Remembering Who You Are
Let’s play a word game.
Without putting too much thought into it, which does our society value more: pride or humility? confidence or insecurity? assertiveness or deference? arrogance or modesty? boasting or self-deprecation?
Depending on your background, as well as the multiple connotations of some of these words, you might have come up with mixed results. For example, we tend to view confidence positively but arrogance negatively. But overall, you probably leaned toward more traditional preferences for the humbler side of this spectrum. Self-centeredness is kind of annoying.
Now imagine that an alien landed on our planet and had to take the same test based purely on what he/she/it sees in media and other communications. From public discourse alone — in politics, business, sports, entertainment, etc. — would our visitor think our society placed more value on pride or humility?
Who tends to get the biggest salaries in our high-profile fields? Who gets the most media attention? Who do we fixate on the most? The meek or the mouthy?
Different answer, right?
That creates quite a conundrum for many of us — for example, hypothetically, a reserved author who has to promote his own work. Or a truly humble person who has to position herself for a higher salary. Or a small-network introvert who has to look for open doors in a vocally assertive world.
We hear ridiculous defenses for cockiness. “It’s not bragging if you can back it up.” Really? Who made that a rule? You can be great at something and still completely stuck up about it.
Or, “He’s just trying to get what’s due to him.” Really? Market aside, are hundreds of millions of dollars actually anyone's due?
And false humility, the other side of the coin, is a whole different issue.
We’re swimming in a pool of mixed cultural values, a society in which many advantages are given to the brash even while we laud the humility and modesty of the selfless. We love nice guys, but they really do often finish last.
This dilemma goes back a long way.
Ancient Romans valued pride. It was a virtue, a strength, a sign that the bearer was competent and reliable. Humility, on the other hand, was considered a weakness — a pointless, unhelpful attitude that consigned the bearer to the margins of political and social influence.

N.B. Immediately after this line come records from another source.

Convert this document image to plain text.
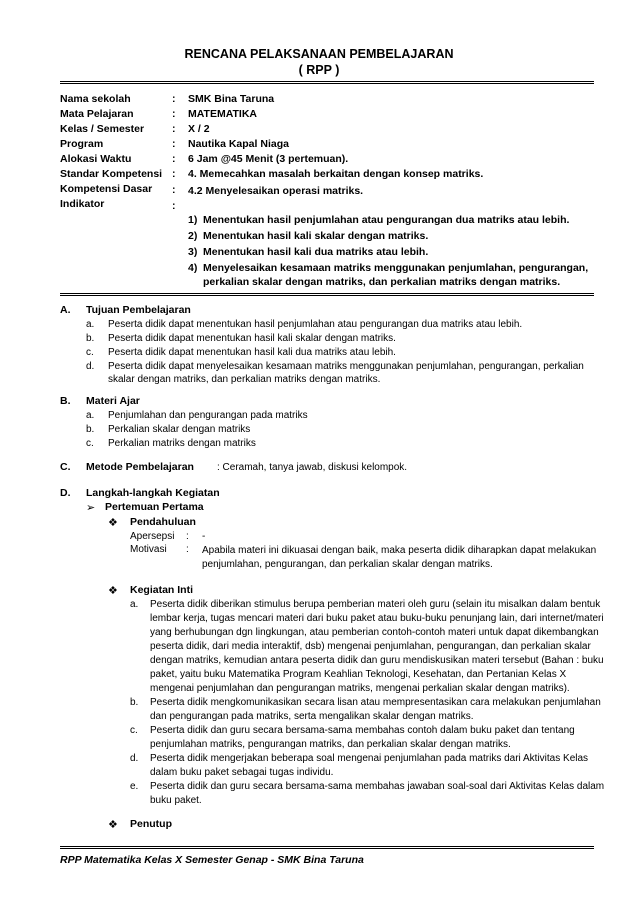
RENCANA PELAKSANAAN PEMBELAJARAN
( RPP )
Nama sekolah	:	SMK Bina Taruna
Mata Pelajaran	:	MATEMATIKA
Kelas / Semester	:	X / 2
Program	:	Nautika Kapal Niaga
Alokasi Waktu	:	6 Jam @45 Menit (3 pertemuan).
Standar Kompetensi :	4. Memecahkan masalah berkaitan dengan konsep matriks.
Kompetensi Dasar	:	4.2 Menyelesaikan operasi matriks.
Indikator	:
1) Menentukan hasil penjumlahan atau pengurangan dua matriks atau lebih.
2) Menentukan hasil kali skalar dengan matriks.
3) Menentukan hasil kali dua matriks atau lebih.
4) Menyelesaikan kesamaan matriks menggunakan penjumlahan, pengurangan,
perkalian skalar dengan matriks, dan perkalian matriks dengan matriks.
A. Tujuan Pembelajaran
a. Peserta didik dapat menentukan hasil penjumlahan atau pengurangan dua matriks atau lebih.
b. Peserta didik dapat menentukan hasil kali skalar dengan matriks.
c. Peserta didik dapat menentukan hasil kali dua matriks atau lebih.
d. Peserta didik dapat menyelesaikan kesamaan matriks menggunakan penjumlahan, pengurangan, perkalian
skalar dengan matriks, dan perkalian matriks dengan matriks.
B. Materi Ajar
a. Penjumlahan dan pengurangan pada matriks
b. Perkalian skalar dengan matriks
c. Perkalian matriks dengan matriks
C. Metode Pembelajaran : Ceramah, tanya jawab, diskusi kelompok.
D. Langkah-langkah Kegiatan
➢ Pertemuan Pertama
❖ Pendahuluan
Apersepsi : -
Motivasi : Apabila materi ini dikuasai dengan baik, maka peserta didik diharapkan dapat melakukan
penjumlahan, pengurangan, dan perkalian skalar dengan matriks.
❖ Kegiatan Inti
a. Peserta didik diberikan stimulus berupa pemberian materi oleh guru (selain itu misalkan dalam bentuk
lembar kerja, tugas mencari materi dari buku paket atau buku-buku penunjang lain, dari internet/materi
yang berhubungan dgn lingkungan, atau pemberian contoh-contoh materi untuk dapat dikembangkan
peserta didik, dari media interaktif, dsb) mengenai penjumlahan, pengurangan, dan perkalian skalar
dengan matriks, kemudian antara peserta didik dan guru mendiskusikan materi tersebut (Bahan : buku
paket, yaitu buku Matematika Program Keahlian Teknologi, Kesehatan, dan Pertanian Kelas X
mengenai penjumlahan dan pengurangan matriks, mengenai perkalian skalar dengan matriks).
b. Peserta didik mengkomunikasikan secara lisan atau mempresentasikan cara melakukan penjumlahan
dan pengurangan pada matriks, serta mengalikan skalar dengan matriks.
c. Peserta didik dan guru secara bersama-sama membahas contoh dalam buku paket dan tentang
penjumlahan matriks, pengurangan matriks, dan perkalian skalar dengan matriks.
d. Peserta didik mengerjakan beberapa soal mengenai penjumlahan pada matriks dari Aktivitas Kelas
dalam buku paket sebagai tugas individu.
e. Peserta didik dan guru secara bersama-sama membahas jawaban soal-soal dari Aktivitas Kelas dalam
buku paket.
❖ Penutup
RPP Matematika Kelas X Semester Genap - SMK Bina Taruna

So like us, Paul also found himself stuck between cultural values, having to appeal to ideals of humility among Jews and Christians in a larger society that listened only to the bold. How do you get your ideas across in such a world?

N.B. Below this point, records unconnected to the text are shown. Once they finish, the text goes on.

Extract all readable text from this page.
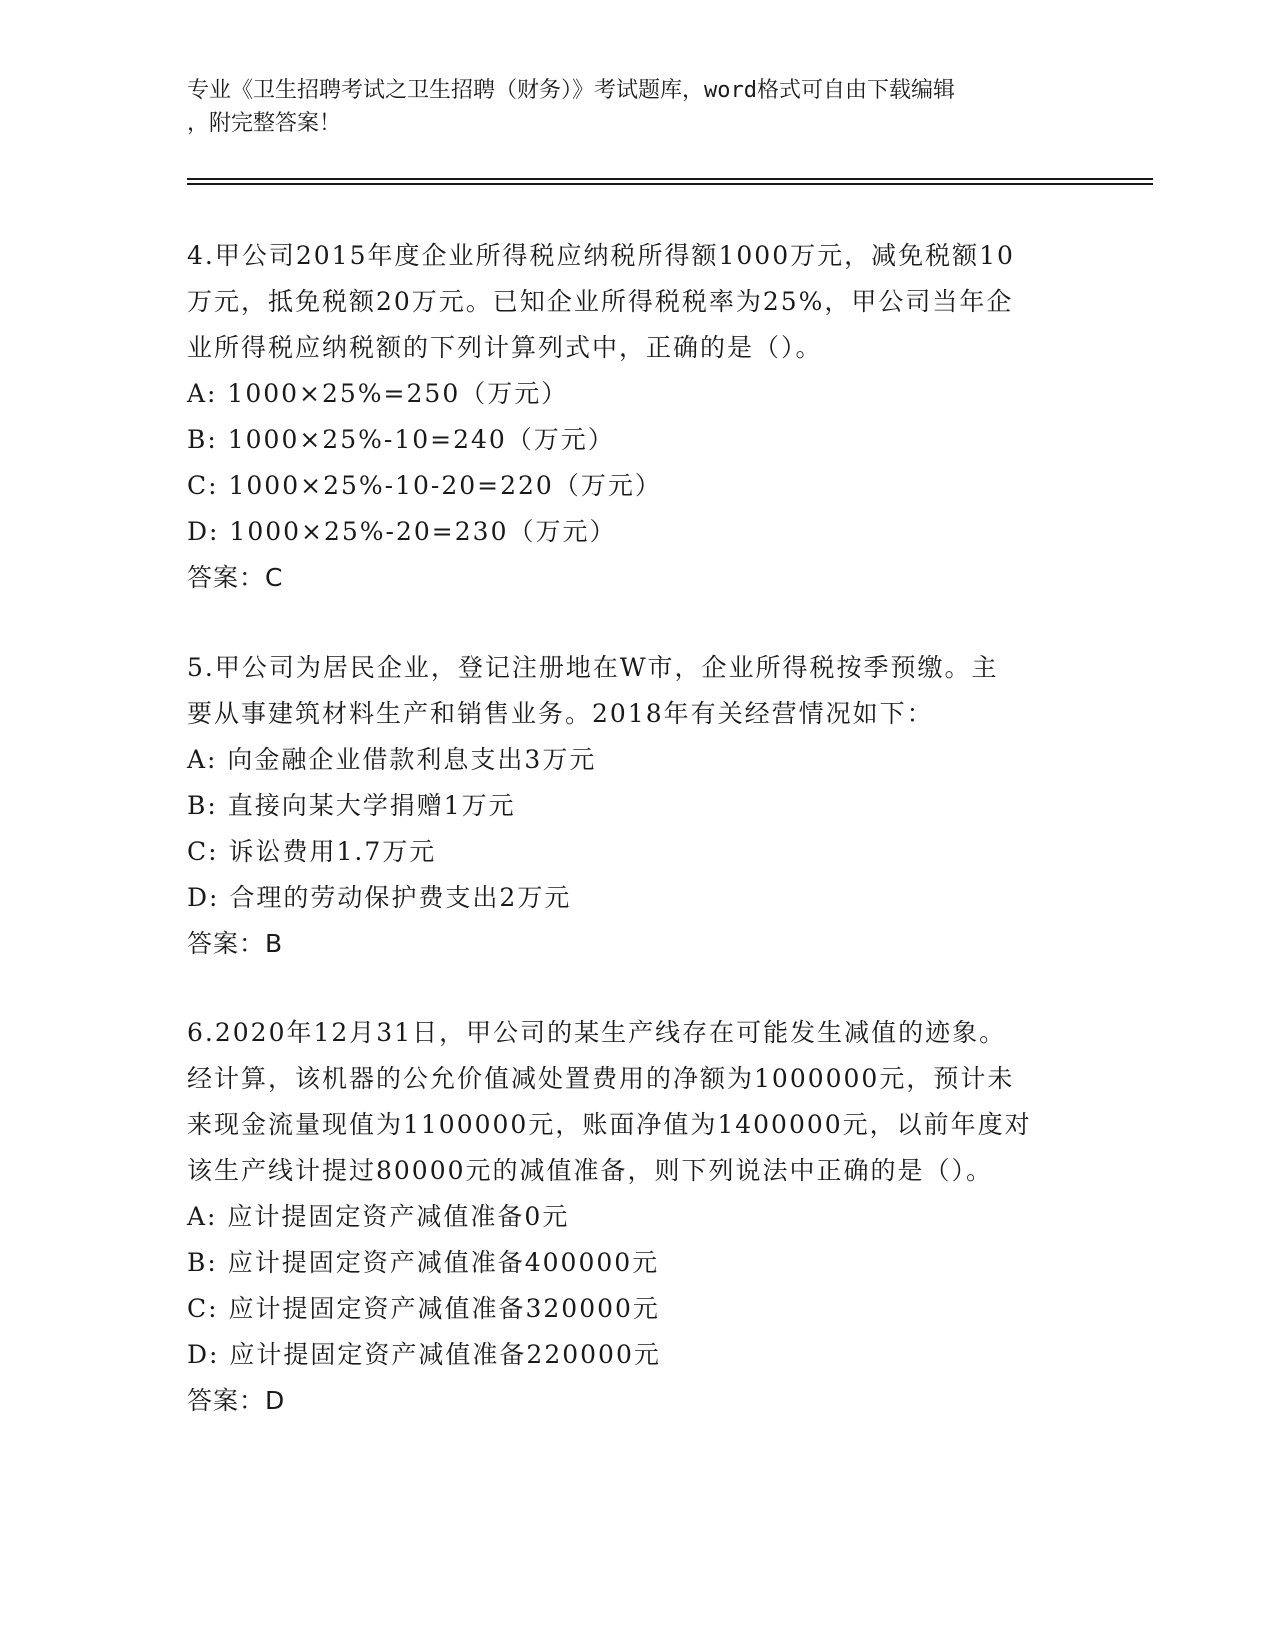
专业《卫生招聘考试之卫生招聘（财务）》考试题库，word格式可自由下载编辑
，附完整答案！
4.甲公司2015年度企业所得税应纳税所得额1000万元，减免税额10
万元，抵免税额20万元。已知企业所得税税率为25%，甲公司当年企
业所得税应纳税额的下列计算列式中，正确的是（）。
A: 1000×25%=250（万元）
B: 1000×25%-10=240（万元）
C: 1000×25%-10-20=220（万元）
D: 1000×25%-20=230（万元）
答案：C
5.甲公司为居民企业，登记注册地在W市，企业所得税按季预缴。主
要从事建筑材料生产和销售业务。2018年有关经营情况如下：
A: 向金融企业借款利息支出3万元
B: 直接向某大学捐赠1万元
C: 诉讼费用1.7万元
D: 合理的劳动保护费支出2万元
答案：B
6.2020年12月31日，甲公司的某生产线存在可能发生减值的迹象。
经计算，该机器的公允价值减处置费用的净额为1000000元，预计未
来现金流量现值为1100000元，账面净值为1400000元，以前年度对
该生产线计提过80000元的减值准备，则下列说法中正确的是（）。
A: 应计提固定资产减值准备0元
B: 应计提固定资产减值准备400000元
C: 应计提固定资产减值准备320000元
D: 应计提固定资产减值准备220000元
答案：D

Paul came up with a brilliant solution. He boasted.
But he didn’t boast in himself, at least not directly. He boasted in his weakness (2 Corinthians 11:30; 12:1-6) because it gave occasion for God’s power. He boasted in growing believers (2 Thessalonians 1:4; 2 Corinthians 9:2-3) because they were demonstrating the power of the truth. He boasted in Jesus (1 Corinthians 1:31; Galatians 6:14) because, well, that’s kind of the whole point.
See what he did there? He boasted like a good Roman. But he deflected his boasting away from himself like a good Christian and Jew. He met a lot of rhetorical goals by recognizing where true value really lies.

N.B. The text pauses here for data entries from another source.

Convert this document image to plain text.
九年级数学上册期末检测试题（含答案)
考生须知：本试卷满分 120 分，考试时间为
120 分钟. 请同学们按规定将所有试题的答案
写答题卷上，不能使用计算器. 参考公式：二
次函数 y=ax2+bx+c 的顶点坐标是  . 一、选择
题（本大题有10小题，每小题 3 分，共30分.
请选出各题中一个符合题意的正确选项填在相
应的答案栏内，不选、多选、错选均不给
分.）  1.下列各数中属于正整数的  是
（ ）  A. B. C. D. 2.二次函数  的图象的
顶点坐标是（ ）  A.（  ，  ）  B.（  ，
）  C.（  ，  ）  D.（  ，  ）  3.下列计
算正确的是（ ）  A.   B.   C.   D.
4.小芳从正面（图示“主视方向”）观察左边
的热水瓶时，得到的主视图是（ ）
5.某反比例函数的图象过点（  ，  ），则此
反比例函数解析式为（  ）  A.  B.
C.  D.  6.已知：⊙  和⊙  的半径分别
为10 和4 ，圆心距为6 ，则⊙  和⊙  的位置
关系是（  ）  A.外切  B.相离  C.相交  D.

We see a lot of efforts like this today — in the athlete who acknowledges God after a good game, for example (though critics immediately jump on him for claiming that God takes sides, which is not what he has claimed at all).
Or in the award winner who thanks God for his or her gifts and opportunities in an acceptance speech (same caveat).
Or in the business owner who credits God for a successful year.
Sometimes these nods to God are genuine, sometimes not so much. But these are efforts to strike a balance in a world that says it honors humility but usually gives it very little attention.
Remember that balance as you negotiate your way through the values of this world. Know who you are — you're far more valuable than you can imagine. But also know where your loyalties lie. Trust the biblical premise that God loves the humble and will author their success and prominence on his own timetable (1 Peter 5:6).
Feel free to demonstrate extreme confidence in who you are and the gifts God has given you. You should. But never forget where you and your gifts came from.